I did get over my gymnastics aspirations and played basketball at my New York City all-girls school. I also spent two sweltering summer weeks in Cameron Indoor Stadium at women's basketball camp. I distinctly remember the day Quin Snyder walked into Cameron between camp sessions, and about 100 campers swarmed him, begging for autographs. We saw the Duke women's players every day, but back then, they hadn't been on ESPN or to the Final Four, and no one seemed particularly impressed. There was a Duke basketball tradition, but women were on the periphery. I left camp relieved to have survived two weeks of scrimmaging without air conditioning in July, but without the awe I feel for today's women's team.
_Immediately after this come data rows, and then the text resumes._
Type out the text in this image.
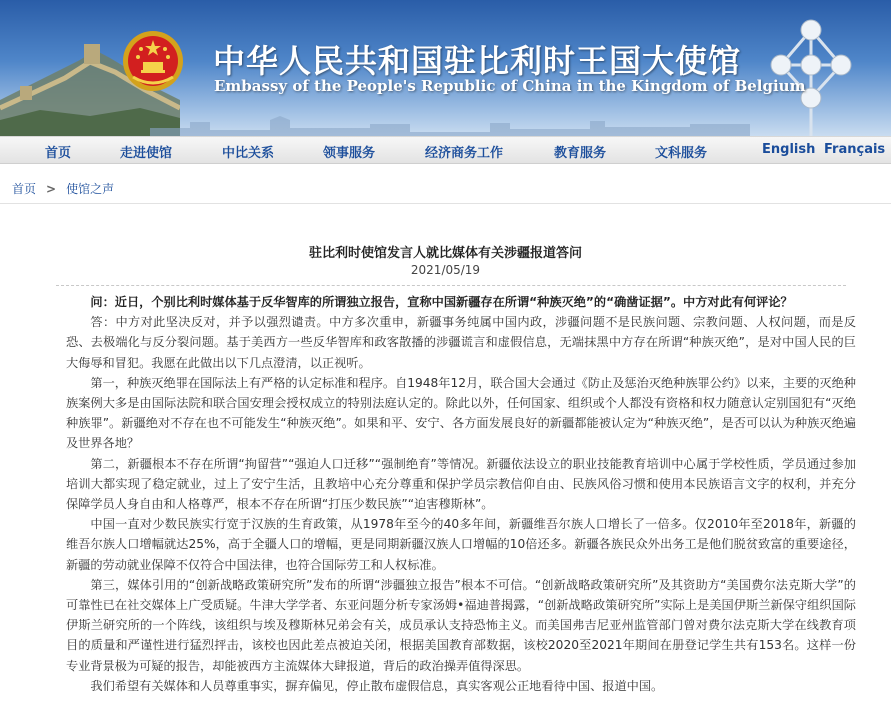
中华人民共和国驻比利时王国大使馆
Embassy of the People's Republic of China in the Kingdom of Belgium
首页	走进使馆	中比关系	领事服务	经济商务工作	教育服务	文科服务	English Français
首页 > 使馆之声
驻比利时使馆发言人就比媒体有关涉疆报道答问
2021/05/19

问：近日，个别比利时媒体基于反华智库的所谓独立报告，宣称中国新疆存在所谓“种族灭绝”的“确凿证据”。中方对此有何评论？

答：中方对此坚决反对，并予以强烈谴责。中方多次重申，新疆事务纯属中国内政，涉疆问题不是民族问题、宗教问题、人权问题，而是反恐、去极端化与反分裂问题。基于美西方一些反华智库和政客散播的涉疆谎言和虚假信息，无端抹黑中方存在所谓“种族灭绝”，是对中国人民的巨大侮辱和冒犯。我愿在此做出以下几点澄清，以正视听。

第一，种族灭绝罪在国际法上有严格的认定标准和程序。自1948年12月，联合国大会通过《防止及惩治灭绝种族罪公约》以来，主要的灭绝种族案例大多是由国际法院和联合国安理会授权成立的特别法庭认定的。除此以外，任何国家、组织或个人都没有资格和权力随意认定别国犯有“灭绝种族罪”。新疆绝对不存在也不可能发生“种族灭绝”。如果和平、安宁、各方面发展良好的新疆都能被认定为“种族灭绝”，是否可以认为种族灭绝遍及世界各地？

第二，新疆根本不存在所谓“拘留营”“强迫人口迁移”“强制绝育”等情况。新疆依法设立的职业技能教育培训中心属于学校性质，学员通过参加培训大都实现了稳定就业，过上了安宁生活，且教培中心充分尊重和保护学员宗教信仰自由、民族风俗习惯和使用本民族语言文字的权利，并充分保障学员人身自由和人格尊严，根本不存在所谓“打压少数民族”“迫害穆斯林”。

中国一直对少数民族实行宽于汉族的生育政策，从1978年至今的40多年间，新疆维吾尔族人口增长了一倍多。仅2010年至2018年，新疆的维吾尔族人口增幅就达25%，高于全疆人口的增幅，更是同期新疆汉族人口增幅的10倍还多。新疆各族民众外出务工是他们脱贫致富的重要途径，新疆的劳动就业保障不仅符合中国法律，也符合国际劳工和人权标准。

第三，媒体引用的“创新战略政策研究所”发布的所谓“涉疆独立报告”根本不可信。“创新战略政策研究所”及其资助方“美国费尔法克斯大学”的可靠性已在社交媒体上广受质疑。牛津大学学者、东亚问题分析专家汤姆•福迪普揭露，“创新战略政策研究所”实际上是美国伊斯兰新保守组织国际伊斯兰研究所的一个阵线，该组织与埃及穆斯林兄弟会有关，成员承认支持恐怖主义。而美国弗吉尼亚州监管部门曾对费尔法克斯大学在线教育项目的质量和严谨性进行猛烈抨击，该校也因此差点被迫关闭，根据美国教育部数据，该校2020至2021年期间在册登记学生共有153名。这样一份专业背景极为可疑的报告，却能被西方主流媒体大肆报道，背后的政治操弄值得深思。

我们希望有关媒体和人员尊重事实，摒弃偏见，停止散布虚假信息，真实客观公正地看待中国、报道中国。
Watching them play these past few weeks, I've felt part of something much more compelling than the men's championship run. Sportswriters contest that the women's game is more emotional, so fans get drawn into the game. That may be part of the story-although I'd take issue with anyone who said John Chaney wasn't "emotional" on the sidelines of the men's East Regional final last weekend-but there is something completely different about seeing these women dribble and pass and shoot and box out and give everything they have to a basketball game. There is something indescribably awesome about seeing Gail Goestenkors cut down the nets in Greensboro and pump her hand over her head.
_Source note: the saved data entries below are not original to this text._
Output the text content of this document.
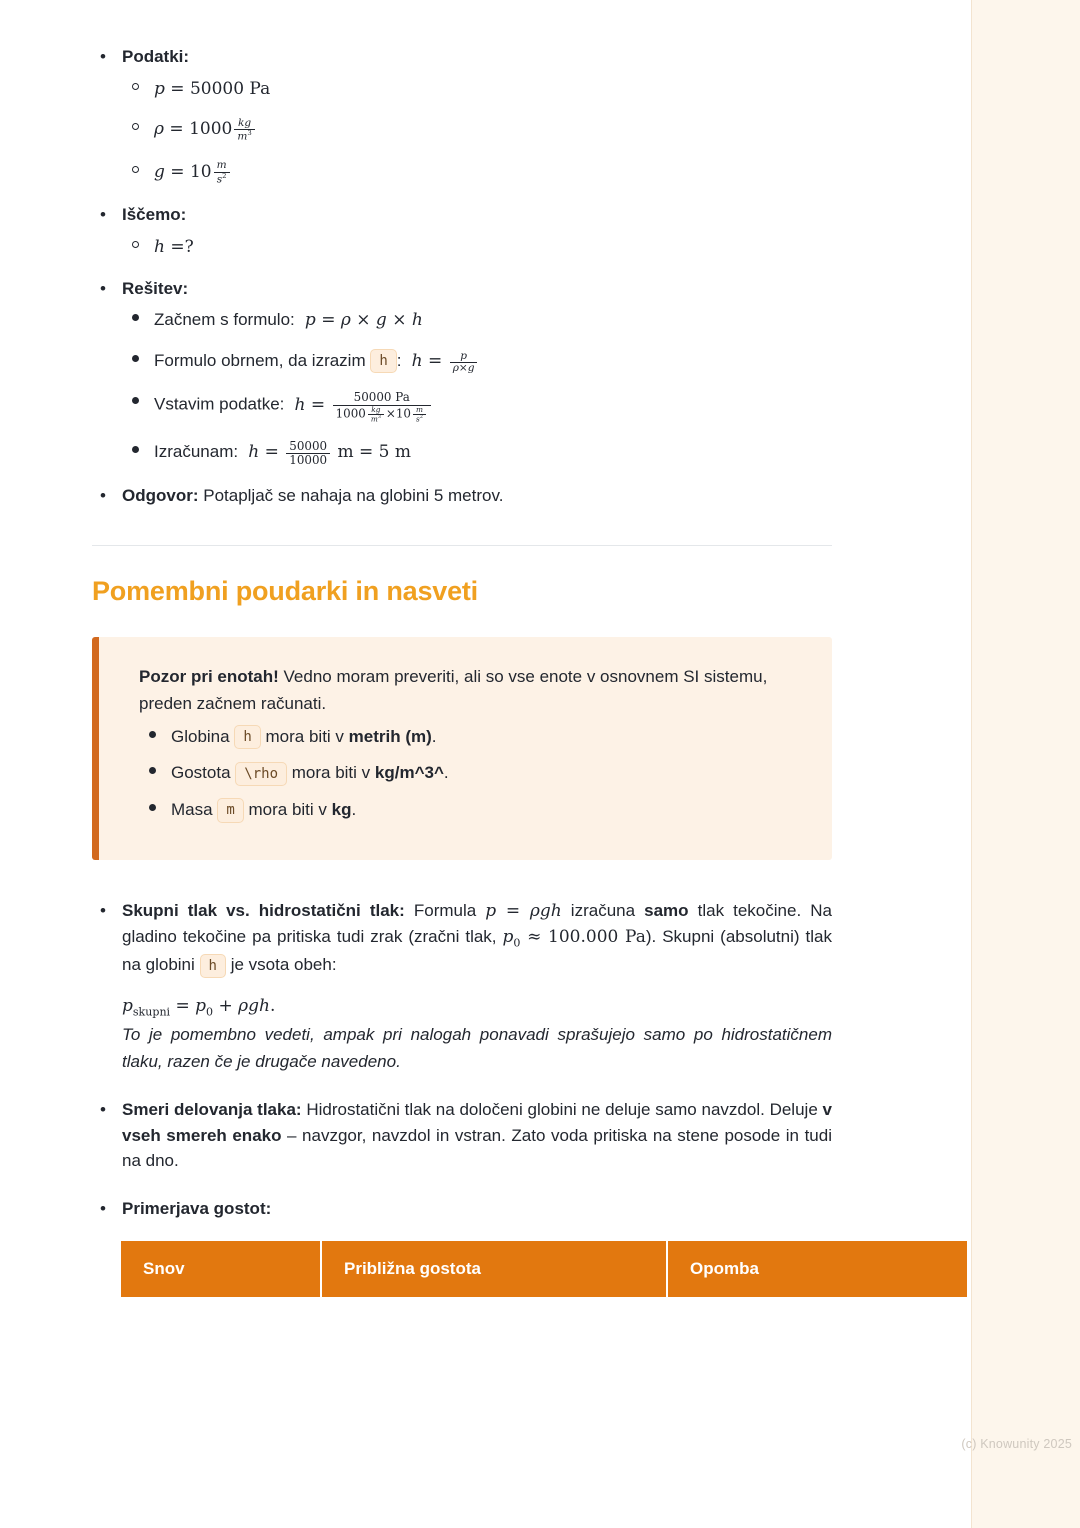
(c) Knowunity 2025
• Podatki:
p = 50000 Pa
$\rho = 1000 \frac{kg}{m^3}$
$g = 10 \frac{m}{s^2}$
• Iščemo:
h =?
• Rešitev:
Začnem s formulo: p = ρ × g × h
Formulo obrnem, da izrazim h : $h = \frac{p}{\rho\times g}$
Vstavim podatke: $h = \frac{50000 Pa}{1000 \frac{kg}{m^3} \times 10 \frac{m}{s^2}}$
Izračunam: $h = \frac{50000}{10000}$ m = 5 m
• Odgovor: Potapljač se nahaja na globini 5 metrov.
Pomembni poudarki in nasveti
Pozor pri enotah! Vedno moram preveriti, ali so vse enote v osnovnem SI sistemu, preden začnem računati.
Globina h mora biti v metrih (m).
Gostota \rho mora biti v kg/m^3^.
Masa m mora biti v kg.
• Skupni tlak vs. hidrostatični tlak: Formula p = ρgh izračuna samo tlak tekočine. Na gladino tekočine pa pritiska tudi zrak (zračni tlak, $p_0 \approx 100.000$ Pa). Skupni (absolutni) tlak na globini h je vsota obeh:
$p_{skupni} = p_0 + \rho gh$.
To je pomembno vedeti, ampak pri nalogah ponavadi sprašujejo samo po hidrostatičnem tlaku, razen če je drugače navedeno.
• Smeri delovanja tlaka: Hidrostatični tlak na določeni globini ne deluje samo navzdol. Deluje v vseh smereh enako – navzgor, navzdol in vstran. Zato voda pritiska na stene posode in tudi na dno.
• Primerjava gostot:
Snov	Približna gostota	Opomba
I've spent a decade watching Duke men's hoops, and I don't think I've ever been inspired to pick up a basketball after a game. But Saturday morning, after the win over Georgia, I dragged my husband to the gym for a little one-on-one. My jump shot needs work, and even though I'm 6'2'' it's abundantly clear why I wasn't anyone's division I recruiting prospect. But at 26 years old, in my second year of medical school, I was driving to the basket, trying to do a little Peppi Browne move. When I bricked a three, I was (unsuccessfully) aping Nicole Erickson.
It must be that role model thing. You can argue that all of us mortals have trouble identifying with Corey Maggette's 40-inch vertical leap, but as a girl, I'm another step removed. With our women in the NCAA's, I've been reminiscing about my high school 10-1 senior season, and I've toyed with calling up my old teammates for a little scrimmage next time I'm at home. And Sunday night, when Purdue took over in the second half, I took it personally, in a way I don't think I did when Scotty Thurman hit that three for Arkansas in '94, or even when the clock ran out in St. Petersburg Monday night. Those times, I was upset for Duke; Sunday, I think, I felt it most for Coach G and her players. In my own, minuscule way, in the last game of my senior year in high school, I'd been there too, sobbing in the hallway of another school's gym, knowing their team was walking away with what we'd worked all season to have.
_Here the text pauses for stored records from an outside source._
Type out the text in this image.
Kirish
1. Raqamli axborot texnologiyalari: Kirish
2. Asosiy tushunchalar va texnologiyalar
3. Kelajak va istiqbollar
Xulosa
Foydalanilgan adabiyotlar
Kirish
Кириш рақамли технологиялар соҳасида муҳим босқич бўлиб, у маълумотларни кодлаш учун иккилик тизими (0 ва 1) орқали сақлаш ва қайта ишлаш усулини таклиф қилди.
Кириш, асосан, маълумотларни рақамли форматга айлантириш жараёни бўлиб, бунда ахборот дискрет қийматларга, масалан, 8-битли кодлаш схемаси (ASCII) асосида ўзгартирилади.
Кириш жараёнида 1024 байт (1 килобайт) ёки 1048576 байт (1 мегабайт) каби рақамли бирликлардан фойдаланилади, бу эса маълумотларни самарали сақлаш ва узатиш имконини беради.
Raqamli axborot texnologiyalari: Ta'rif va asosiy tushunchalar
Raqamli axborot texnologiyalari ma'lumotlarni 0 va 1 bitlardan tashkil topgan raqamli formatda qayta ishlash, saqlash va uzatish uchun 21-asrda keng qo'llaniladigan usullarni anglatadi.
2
That's no consolation, I know, for the women who left the court in San Jose Sunday night without a championship. But I know that there are gawky 10-year old girls out there, driving to the basket and dreaming of wearing Duke blue in a Final Four. As Hilary Howard said, this year's team put themselves on the map. There is a Duke women's basketball tradition. And that is awesome.
Alison Stuebe, Trinity '95, is a former editor of The Chronicle.